For common community phylogenetic analyses, go ahead and use synthesis phylogenies

Abstract

Should we build our own phylogenetic trees based on gene sequence data, or can we simply use available synthesis phylogenies? This is a fundamental question that any study involving a phylogenetic framework must face at the beginning of the project. Building a phylogeny from gene sequence data (purpose-built phylogeny) requires more effort, expertise, and cost than subsetting an already available phylogeny (synthesis-based phylogeny). However, we still lack a comparison of how these two approaches to building phylogenetic trees influence common community phylogenetic analyses such as comparing community phylogenetic diversity and estimating trait phylogenetic signal. Here, we generated three purpose-built phylogenies and their corresponding synthesis-based trees (two from Phylomatic and one from the Open Tree of Life, OTL). We simulated 1,000 communities and 12,000 continuous traits along each purpose-built phylogeny. We then compared the effects of different trees on estimates of phylogenetic diversity (alpha and beta) and phylogenetic signal (Pagel's λ and Blomberg's K). Synthesis-based phylogenies generally yielded higher estimates of phylogenetic diversity when compared to purpose-built phylogenies. However, resulting measures of phylogenetic diversity from both types of phylogenies were highly correlated (Spearman's $\rho$ > 0.8 in most cases). Mean pairwise distance (both alpha and beta) is the index that is most robust to the differences in tree construction that we tested. Measures of phylogenetic diversity based on the OTL showed the highest correlation with measures based on the purpose-built phylogenies. Trait phylogenetic signal estimated with synthesis-based phylogenies, especially from the OTL, was also highly correlated with estimates of Blomberg's K or close to Pagel's λ from purpose-built phylogenies when traits were simulated under Brownian motion. For commonly employed community phylogenetic analyses, our results justify taking advantage of recently developed and continuously improving synthesis trees, especially the Open Tree of Life.
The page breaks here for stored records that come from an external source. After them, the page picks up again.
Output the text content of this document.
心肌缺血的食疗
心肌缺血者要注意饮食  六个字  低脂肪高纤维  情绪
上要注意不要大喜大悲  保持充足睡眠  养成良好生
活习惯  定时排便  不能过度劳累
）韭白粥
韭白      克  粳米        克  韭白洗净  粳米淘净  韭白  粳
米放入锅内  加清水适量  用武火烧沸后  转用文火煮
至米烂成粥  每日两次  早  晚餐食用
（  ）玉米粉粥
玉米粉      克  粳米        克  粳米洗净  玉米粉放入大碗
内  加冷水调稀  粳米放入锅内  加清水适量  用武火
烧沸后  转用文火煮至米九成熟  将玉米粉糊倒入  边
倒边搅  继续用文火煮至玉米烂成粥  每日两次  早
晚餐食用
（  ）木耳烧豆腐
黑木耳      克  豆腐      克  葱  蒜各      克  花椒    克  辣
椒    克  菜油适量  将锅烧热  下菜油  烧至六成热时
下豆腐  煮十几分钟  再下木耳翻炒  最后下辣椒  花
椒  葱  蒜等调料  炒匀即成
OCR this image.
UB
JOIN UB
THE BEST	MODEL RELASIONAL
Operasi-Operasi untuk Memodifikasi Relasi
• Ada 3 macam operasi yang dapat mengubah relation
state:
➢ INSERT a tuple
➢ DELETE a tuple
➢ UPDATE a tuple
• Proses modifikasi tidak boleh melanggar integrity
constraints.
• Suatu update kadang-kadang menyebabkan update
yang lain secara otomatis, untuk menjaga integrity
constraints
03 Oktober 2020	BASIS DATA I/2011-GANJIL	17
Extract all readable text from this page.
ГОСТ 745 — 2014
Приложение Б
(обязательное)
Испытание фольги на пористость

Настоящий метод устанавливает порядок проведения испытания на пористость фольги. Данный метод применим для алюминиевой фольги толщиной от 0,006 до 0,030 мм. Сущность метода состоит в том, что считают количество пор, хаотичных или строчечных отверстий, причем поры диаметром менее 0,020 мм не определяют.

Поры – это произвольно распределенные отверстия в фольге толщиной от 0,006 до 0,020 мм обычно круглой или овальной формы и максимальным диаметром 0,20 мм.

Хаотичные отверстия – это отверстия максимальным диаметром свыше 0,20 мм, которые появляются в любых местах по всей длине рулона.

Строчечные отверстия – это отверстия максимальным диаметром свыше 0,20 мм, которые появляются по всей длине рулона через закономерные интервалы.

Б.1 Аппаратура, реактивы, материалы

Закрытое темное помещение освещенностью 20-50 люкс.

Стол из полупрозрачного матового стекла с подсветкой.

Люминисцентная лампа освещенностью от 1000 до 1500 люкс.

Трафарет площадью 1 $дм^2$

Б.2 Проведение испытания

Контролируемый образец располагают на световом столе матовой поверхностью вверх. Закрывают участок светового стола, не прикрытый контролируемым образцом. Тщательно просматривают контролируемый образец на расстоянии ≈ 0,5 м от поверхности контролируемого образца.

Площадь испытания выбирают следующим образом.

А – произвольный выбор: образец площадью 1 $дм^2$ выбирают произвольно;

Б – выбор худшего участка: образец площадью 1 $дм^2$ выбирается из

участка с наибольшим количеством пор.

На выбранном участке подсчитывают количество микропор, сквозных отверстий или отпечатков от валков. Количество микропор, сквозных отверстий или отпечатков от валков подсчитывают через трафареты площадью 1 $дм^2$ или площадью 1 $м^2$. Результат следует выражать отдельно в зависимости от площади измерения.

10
Keywords: alpha diversity; beta diversity; community phylogenetic structure; open tree of life; phylogenetic diversity; phylogenetic signal; trait.

Figure 1

Workflow to assess effects of commonly used synthesis phylogenies on community phylogenetic diversity and trait phylogenetic signal estimations. Boxes with light yellow background are related to community phylogenetic diversity; boxes with light blue background are related to trait phylogenetic signal. APG, Angiosperm Phylogeny Group; OTL, Open Tree of Life; PD, Faith's phylogenetic diversity; MPD, mean pairwise distance; MNTD, mean nearest taxon distance; Unif, Unifraction; PCD, phylogenetic community dissimilarity; λ, Pagel's lambda; K, Blomberg's K.

Figure 2

Median correlations of phylogenetic alpha diversity values based on different phylogenies.

Figure 3

Median correlations of phylogenetic beta diversity values based on different phylogenies.

Figure 4

Estimated Pagel's λ for traits simulated with divergence rate ${\mathrm{\sigma }}^2$ of 0.2. When traits were simulated under BM and weak OU models, estimated Pagel's λ values based on tree_otl were the closest to those estimated based on tree_purpose in most cases and had smaller variances than other synthesis‐based phylogenies. Note that we allow λ to be larger than 1 in all estimates.

Figure 5

Estimated Blomberg's K for traits simulated with divergence rate ${\mathrm{\sigma }}^2$ of 0.2. Because for Blomberg's K, it is the mean, not the median, value that has the expected value of 1, we did not use boxplots as in Fig. 4. Instead, we added the average values (red points) on top of jittered raw estimated values.

Figure 6

Spearman's rank correlations of estimated Blomberg's K values between tree_purpose and the three synthesis‐based phylogenies.